COSA MANGIAMO?/ “La cucina del Diavolo”: zucchero al petrolio, polli col tumore, insalata alla candeggina…
Quando Gunther Schwab scrisse “La Cucina del Diavolo” (Macroedizioni) forse non immaginava neppure lontanamente che le alterazioni chimiche subite dai cibi, e descritte nel libro, sarebbero presto divenute uno standard alimentare riconosciuto, apprezzato e propagandato in ogni dove. Quanti amano zuccherare il caffè? Bene: sappiano che il dolcificante più usato viene trattato con il petrolio. Quanti comprano, per comodità, l’insalata pre-confezionata? Bene: sappiano che è lavata con la candeggina.
E quanti sbavano per un pollo arrosto? Sappiano che c’è un rischio: mangiarne uno malato di tumore. Eh si, perché sempre più spesso capita che gli animali si ammalino e le aziende, piuttosto che eliminarli dalla produzione, tolgono la parte del pollo malata e il resto lo confezionano. Dove acquistare questa prelibatezza? La si può trovare su tanti scaffali di super e ipermercati, piuttosto che centri commerciali e affini.
Ripetiamo quindi la domanda: sappiamo davvero cosa ingeriamo, portiamo in tavola e offriamo ai nostri figli? Molto
probabilmente no. E allora tocca andare in libreria e comprare “La
Cucina del Diavolo”, scritto da Gunther Schwab, che in 144 pagine riesce
a farci capire meglio di qualunque documentario o nutrizionista i
rischi che ogni giorno corriamo e come fare per evitarli.
“Veleno,
veleno; ovunque e sempre, solo veleno: prodotto, propagandato, diffuso;
introdotto in ogni dove, presente nell'aria, nell'acqua, nel terreno,
nei cibi; sulle strade, nei posti di lavoro, nei giardini [...] La
salvaguardia del profitto commerciale e dell'aspetto esteriore della
merce è tenuta dall'uomo in ben maggiore considerazione che non il
rispetto per la salute e la vita dell'intera umanità.”
È il Diavolo creato da Schwab a parlare, attraverso un sapiente gioco narrativo,
e a mettere in luce le alterazioni chimiche che i beni alimentari
subiscono prima di finire sugli scaffali dei negozi dove (ancora?)
andiamo a fare la spesa.
Sebbene l’autore faccia riferimento a quanto accade nel Nord Europa, la logica globalizzatrice di un mercato senza confini
o barriere ha imposto le sue regole in ogni dove: prima il profitto,
poi il benessere dell’uomo.
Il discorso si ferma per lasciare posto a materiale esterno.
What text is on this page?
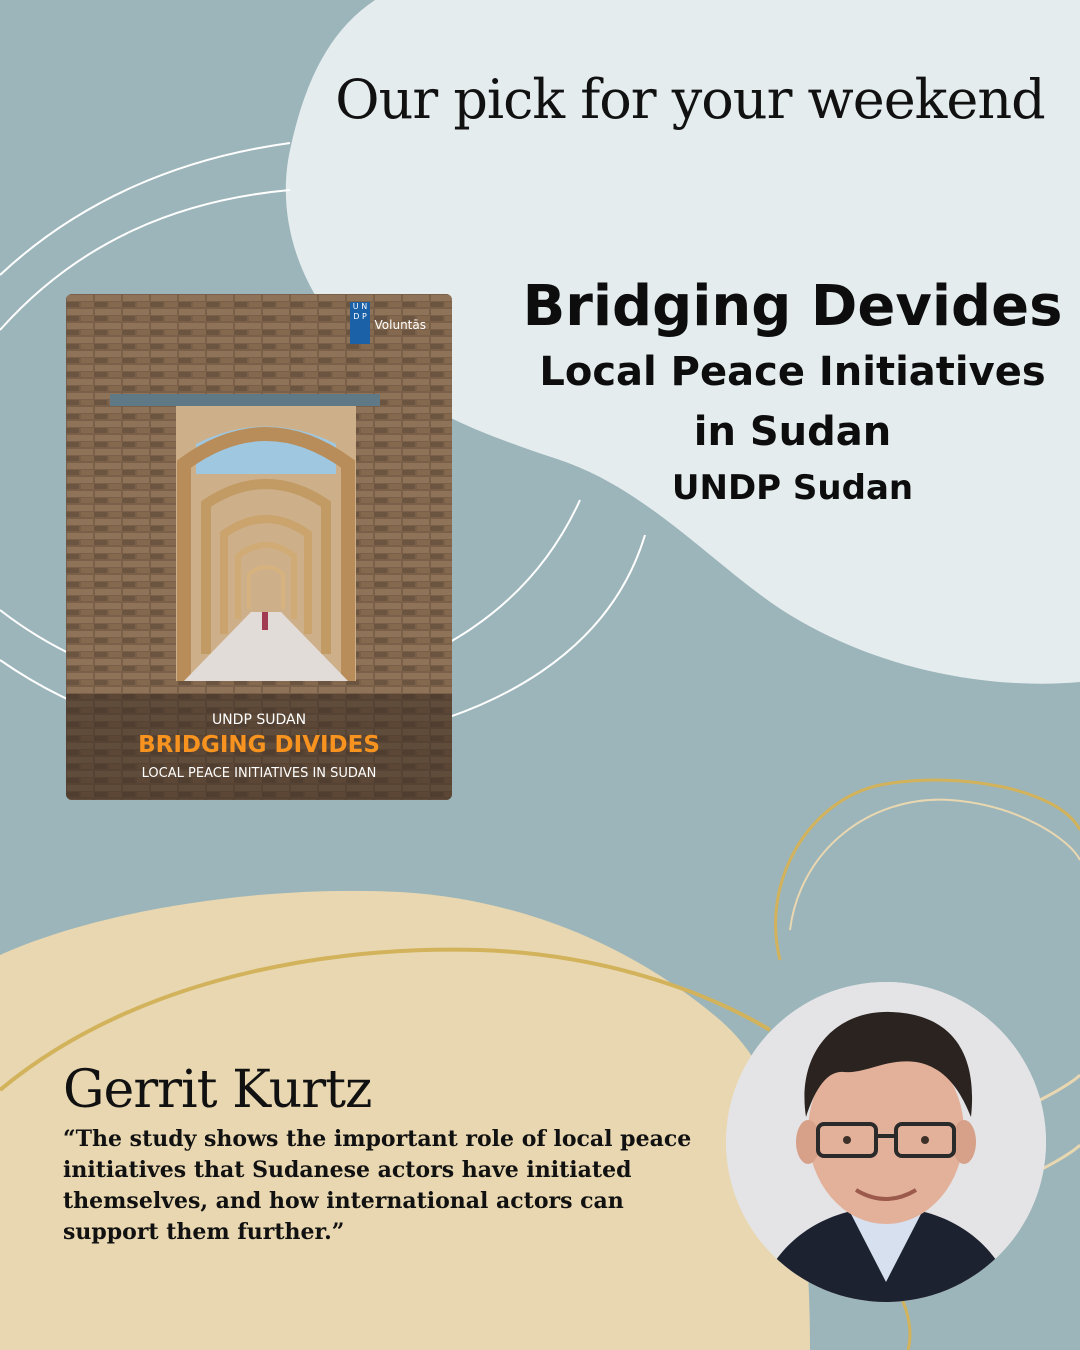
Our pick for your weekend
Bridging Devides
Local Peace Initiatives in Sudan
UNDP Sudan
U N D P
Voluntās
UNDP SUDAN
BRIDGING DIVIDES
LOCAL PEACE INITIATIVES IN SUDAN
Gerrit Kurtz
“The study shows the important role of local peace initiatives that Sudanese actors have initiated themselves, and how international actors can support them further.”
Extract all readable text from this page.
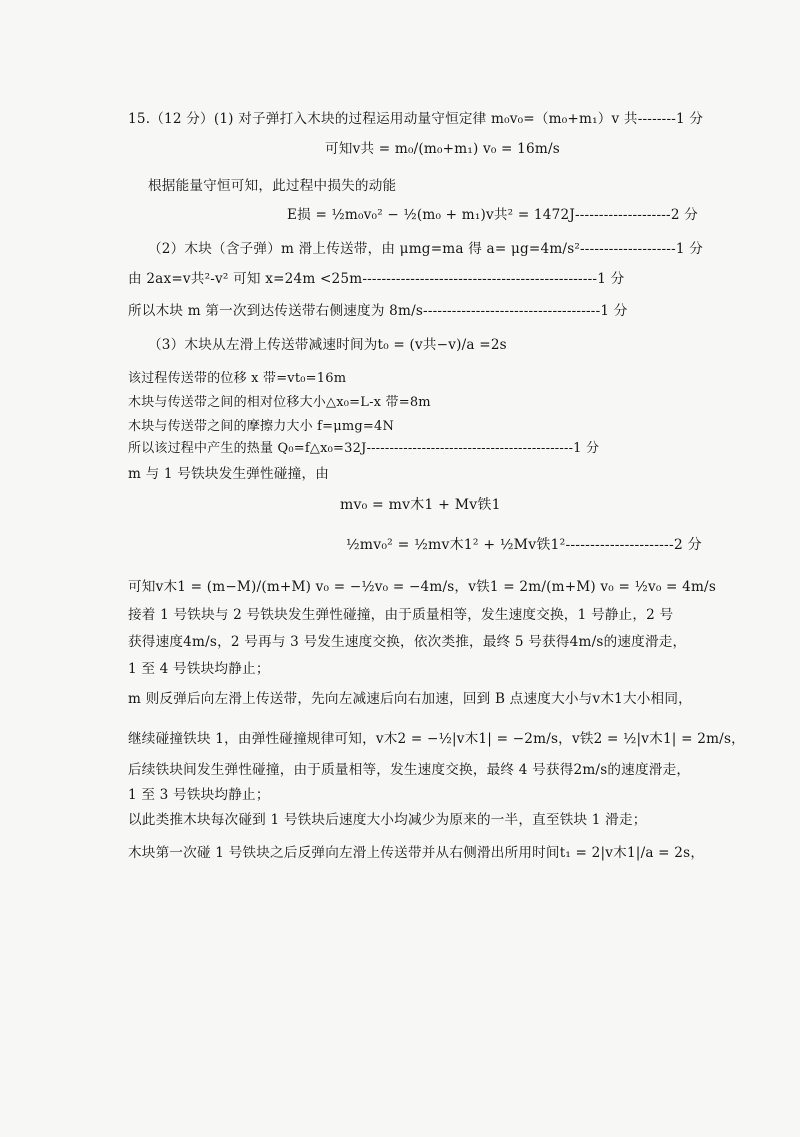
15.（12 分）(1) 对子弹打入木块的过程运用动量守恒定律 m₀v₀=（m₀+m₁）v 共--------1 分
可知v共 = m₀/(m₀+m₁) v₀ = 16m/s
根据能量守恒可知，此过程中损失的动能
E损 = ½m₀v₀² − ½(m₀ + m₁)v共² = 1472J--------------------2 分
（2）木块（含子弹）m 滑上传送带，由 μmg=ma 得 a= μg=4m/s²--------------------1 分
由 2ax=v共²-v² 可知 x=24m <25m-------------------------------------------------1 分
所以木块 m 第一次到达传送带右侧速度为 8m/s-------------------------------------1 分
（3）木块从左滑上传送带减速时间为t₀ = (v共−v)/a =2s
该过程传送带的位移 x 带=vt₀=16m
木块与传送带之间的相对位移大小△x₀=L-x 带=8m
木块与传送带之间的摩擦力大小 f=μmg=4N
所以该过程中产生的热量 Q₀=f△x₀=32J---------------------------------------------1 分
m 与 1 号铁块发生弹性碰撞，由
mv₀ = mv木1 + Mv铁1
½mv₀² = ½mv木1² + ½Mv铁1²----------------------2 分
可知v木1 = (m−M)/(m+M) v₀ = −½v₀ = −4m/s，v铁1 = 2m/(m+M) v₀ = ½v₀ = 4m/s
接着 1 号铁块与 2 号铁块发生弹性碰撞，由于质量相等，发生速度交换，1 号静止，2 号
获得速度4m/s，2 号再与 3 号发生速度交换，依次类推，最终 5 号获得4m/s的速度滑走，
1 至 4 号铁块均静止；
m 则反弹后向左滑上传送带，先向左减速后向右加速，回到 B 点速度大小与v木1大小相同，
继续碰撞铁块 1，由弹性碰撞规律可知，v木2 = −½|v木1| = −2m/s，v铁2 = ½|v木1| = 2m/s，
后续铁块间发生弹性碰撞，由于质量相等，发生速度交换，最终 4 号获得2m/s的速度滑走，
1 至 3 号铁块均静止；
以此类推木块每次碰到 1 号铁块后速度大小均减少为原来的一半，直至铁块 1 滑走；
木块第一次碰 1 号铁块之后反弹向左滑上传送带并从右侧滑出所用时间t₁ = 2|v木1|/a = 2s，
Oramai le industrie alimentari e chimiche – e
parliamo dei grandi gruppi, Monsanto su tutti – controllano in maniera
monopolistica il mercato mondiale del cibo, a tal punto da essersi
trasformate in potentissime lobbies che fanno pressione politica e quindi influenzano le decisioni in materia.
Le conseguenze? Terribili:
chi pensa che sia un caso il sempre maggior numero di malattie croniche
degenerative causate da un’alimentazione “avvelenata” è totalmente
fuori strada. Leggere per credere: “nel latte di mucche nutrite con
farina di soia, fu riscontrata la presenza di tricloroetilene, usato
nell’estrazione dell’olio dai suoi semi”; “mi è nota una
disposizione, secondo la quale il latte di mucche trattate con
penicillina, può essere venduto solo 3 giorni dopo la cura”; “DDT e composti esavalenti, i nostri più energici veleni, impiegati nelle campagne, si ritrovano nel grasso del latte”.
Un libro assolutamente da comprare, leggere e studiare per compiere acquisti consapevoli e trovare alternative contro il cinismo economico delle multinazionali del cibo. Un libro che si chiude così, con il Diavolo che parla e si congeda “dai
propri scienziati ospiti, che ha accompagnato durante una visita nei
propri laboratori dove si studia ed esercita la gestione del mondo”:
“Credo
che loro signori saranno convinti. [...] Facilmente
influenzabile,frastornato ed apatico, il cittadino del moderno stato di
massa non ha alcuna titubanza ad accettare quanto è avverso alla vita e
che egli trova a portata di mano, ed è fiero di potersene servire in
omaggio al progresso e alla civiltà. Io riservo all’umanità un terribile
risveglio. Ma sarà troppo tardi. Gli interessati però continueranno a
sbraitare: “ Assolutamente innocuo per l’uomo e gli animali!”.